Marxisme dan Sastra8 min read

Marxisme telah memberikan sumbangan penting terhadap pendekatan kritis dalam studi sastra selama hampir dua abad terakhir. Dalam artikel ini, kita akan menelusuri tiga gagasan utama yang telah membentuk tradisi kritik sastra Marxis. Pertama, kita akan memulai dengan mengkaji pandangan Karl Marx sendiri tentang sastra, yang menempatkan karya sastra dalam konteks sosial dan ekonomi waktu itu. Kedua, artikel ini akan menggali lebih dalam mengenai sosiologi sastra, yaitu bagaimana sastra tidak hanya mencerminkan masyarakat tapi juga mempengaruhinya. Hal ini termasuk memasukkan analisis sosial yang lebih luas ke dalam kajian sastra.

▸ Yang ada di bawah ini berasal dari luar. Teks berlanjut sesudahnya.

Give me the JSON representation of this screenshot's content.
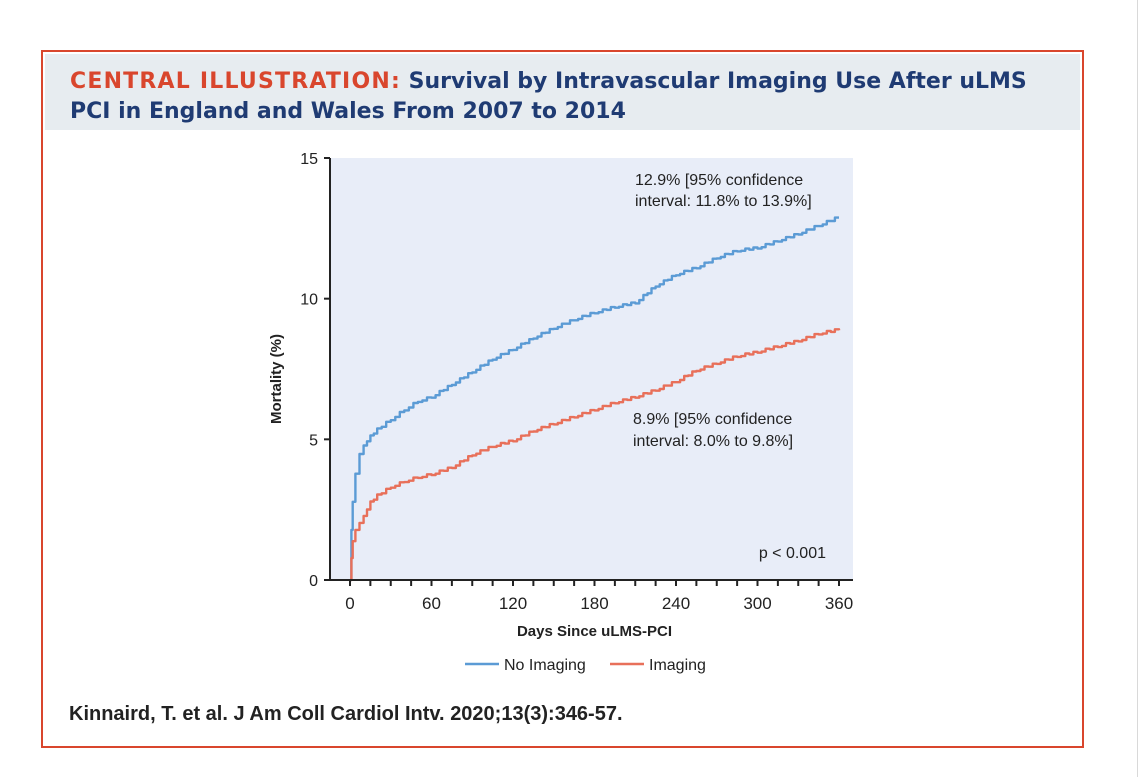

Ketiga dan terakhir, kita akan membahas tentang bagaimana kekuatan material—seperti ekonomi dan teknologi—berperan dalam produksi karya sastra. Selain itu, kita juga akan mengeksplorasi hubungan antara ideologi dan sastra, menunjukkan bagaimana nilai dan kepercayaan dalam sebuah masyarakat dapat mempengaruhi dan tercermin dalam sastra. Dengan mendalami tiga aspek ini, kita dapat memahami lebih jauh bagaimana sastra bisa dijadikan alat untuk memahami dan bahkan mengkritisi struktur sosial.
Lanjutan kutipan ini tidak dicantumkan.